A continuous adjoint for photo-acoustic tomography of the brain

TL;DR

This paper develops a continuous adjoint framework for photo-acoustic brain imaging, incorporating complex wave propagation models with fractional Laplacians, and demonstrates its effectiveness within a regularized optimization scheme.

Contribution

It introduces a novel continuous adjoint derivation for a complex wave propagation model in photo-acoustic tomography of the brain, including a numerical implementation and convergence analysis.

Findings

The derived adjoint matches the discretized operator's adjoint.

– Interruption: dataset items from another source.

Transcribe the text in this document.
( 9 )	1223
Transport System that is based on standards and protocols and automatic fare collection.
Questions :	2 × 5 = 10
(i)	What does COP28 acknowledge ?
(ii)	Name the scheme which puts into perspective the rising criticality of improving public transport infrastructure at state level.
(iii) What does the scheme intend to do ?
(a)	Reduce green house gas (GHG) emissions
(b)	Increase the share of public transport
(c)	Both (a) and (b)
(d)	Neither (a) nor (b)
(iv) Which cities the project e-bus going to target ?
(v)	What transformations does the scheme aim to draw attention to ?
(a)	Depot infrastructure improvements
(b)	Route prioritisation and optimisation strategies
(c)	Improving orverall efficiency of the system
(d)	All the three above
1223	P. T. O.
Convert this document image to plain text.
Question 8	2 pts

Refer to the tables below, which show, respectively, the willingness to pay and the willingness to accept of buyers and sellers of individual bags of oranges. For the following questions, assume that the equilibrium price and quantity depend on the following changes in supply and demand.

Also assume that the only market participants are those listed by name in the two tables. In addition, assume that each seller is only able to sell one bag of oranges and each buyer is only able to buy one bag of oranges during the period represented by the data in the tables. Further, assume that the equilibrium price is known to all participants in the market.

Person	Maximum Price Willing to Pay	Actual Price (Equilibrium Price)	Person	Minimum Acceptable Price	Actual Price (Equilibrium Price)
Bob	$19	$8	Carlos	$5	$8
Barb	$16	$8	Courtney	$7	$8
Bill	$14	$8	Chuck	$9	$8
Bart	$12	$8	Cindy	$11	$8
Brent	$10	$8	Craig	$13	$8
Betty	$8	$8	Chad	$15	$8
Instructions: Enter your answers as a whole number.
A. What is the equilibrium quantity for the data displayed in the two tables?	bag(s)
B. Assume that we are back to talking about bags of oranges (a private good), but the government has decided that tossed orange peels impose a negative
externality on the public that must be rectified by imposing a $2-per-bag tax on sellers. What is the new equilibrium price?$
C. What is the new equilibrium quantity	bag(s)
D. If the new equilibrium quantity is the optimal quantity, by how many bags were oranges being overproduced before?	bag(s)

The optimization algorithm converges monotonically to a minimizer.

The framework effectively handles errors in medium parameter estimation.

Abstract

We present an optimization framework for photo-acoustic tomography of brain based on a system of coupled equations that describe the propagation of sound waves in linear isotropic inhomogeneous and lossy elastic media with the absorption and physical dispersion following a frequency power law using fractional Laplacian operators. The adjoint of the associated continuous forward operator is derived, and a numerical framework for computing this adjoint based on a k- space pseudospectral method is presented. We analytically show that the derived continuous adjoint matches the adjoint of an associated discretised operator. We include this adjoint in a first-order positivity constrained optimization algorithm that is regularized by total variation minimization, and show that the iterates monotonically converge to a minimizer of an objective function, even in the presence of some error in estimating the physical parameters of the medium.